Il problema è sorto subito dopo, quando il suo ragazzo ha iniziato a prenderla in giro, ironizzando proprio sulla parola “architetta”, che a suo dire suonerebbe ridicola per via della sua assonanza con “tetta”. Una reazione che la nostra amica ha trovato non solo immatura, ma anche profondamente sintomatica di un atteggiamento culturale che troppo spesso tende a sminuire le battaglie legate al linguaggio, come se fossero sciocchezze.
Secondo lei, non è certo la parola ad essere poco rispettabile, ma l’atteggiamento di chi la deride. E fa un esempio calzante: anche la parola “pompiere”, se presa fuori contesto, potrebbe sembrare ridicola, ma nessuno osa metterne in discussione il rispetto e la dignità del mestiere. Perché? Perché ci siamo abituati a sentirla.
Ed è proprio questo il punto su cui vuole insistere: il problema non è nella lingua, ma nella testa delle persone. Le parole non sono neutre, ma costruiscono la realtà. Se si continua a usare solo il maschile per indicare ruoli professionali importanti, si finisce per rafforzare, anche inconsciamente, l’idea che certe professioni siano appannaggio esclusivo degli uomini. Dire “architetta”, “medica”, “avvocata” non è un capriccio, ma un modo per rendere visibile ciò che per troppo tempo è rimasto invisibile.

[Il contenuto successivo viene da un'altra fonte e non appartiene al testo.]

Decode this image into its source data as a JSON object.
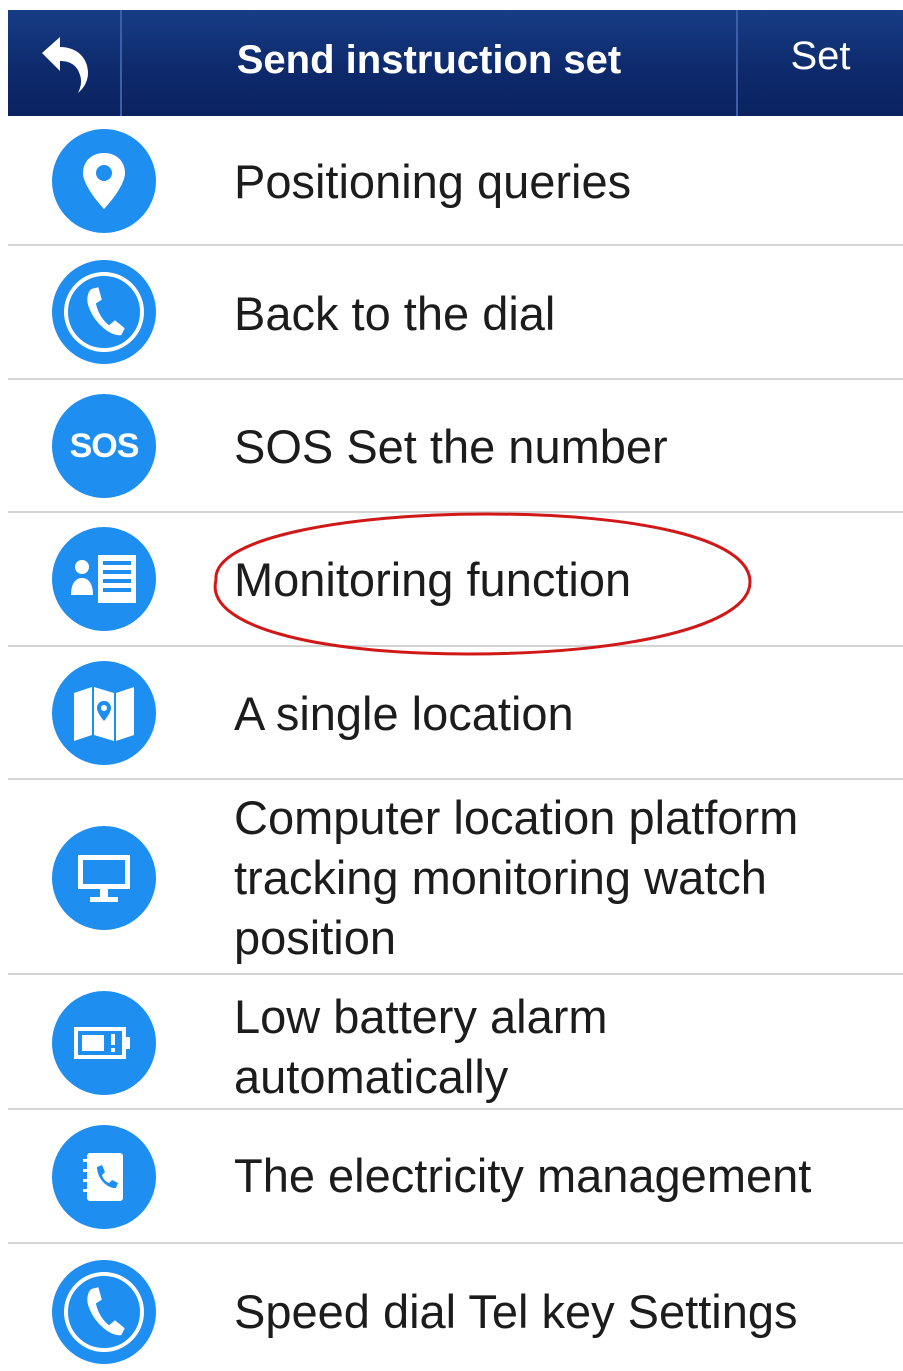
{
  "header": {
    "title": "Send instruction set",
    "set_label": "Set",
    "back_icon": "back-arrow-icon",
    "background": "#0e2a6c"
  },
  "list": {
    "items": [
      {
        "label": "Positioning queries",
        "icon": "location-pin-icon"
      },
      {
        "label": "Back to the dial",
        "icon": "phone-icon"
      },
      {
        "label": "SOS Set the number",
        "icon": "sos-icon",
        "icon_text": "SOS"
      },
      {
        "label": "Monitoring function",
        "icon": "contact-list-icon",
        "highlighted": true
      },
      {
        "label": "A single location",
        "icon": "map-icon"
      },
      {
        "label": "Computer location platform tracking monitoring watch position",
        "icon": "monitor-icon"
      },
      {
        "label": "Low battery alarm automatically",
        "icon": "battery-icon"
      },
      {
        "label": "The electricity management",
        "icon": "phone-book-icon"
      },
      {
        "label": "Speed dial Tel key Settings",
        "icon": "phone-icon"
      }
    ]
  },
  "colors": {
    "icon_background": "#1e8ef0",
    "annotation": "#d01818",
    "divider": "#d4d4d4"
  }
}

La nostra follower non pretende che tutti si adeguino, ma chiede rispetto per chi sceglie di usare il femminile. Non si tratta di un’imposizione, ma di un’opportunità per rendere la lingua più equa, più rappresentativa e, semplicemente, più giusta. Perché, come scrive lei, è la grammatica italiana a prevedere il femminile e basta solo farci l’orecchio.
Pace, sì. Ma con consapevolezza…e forse con troppa ansia?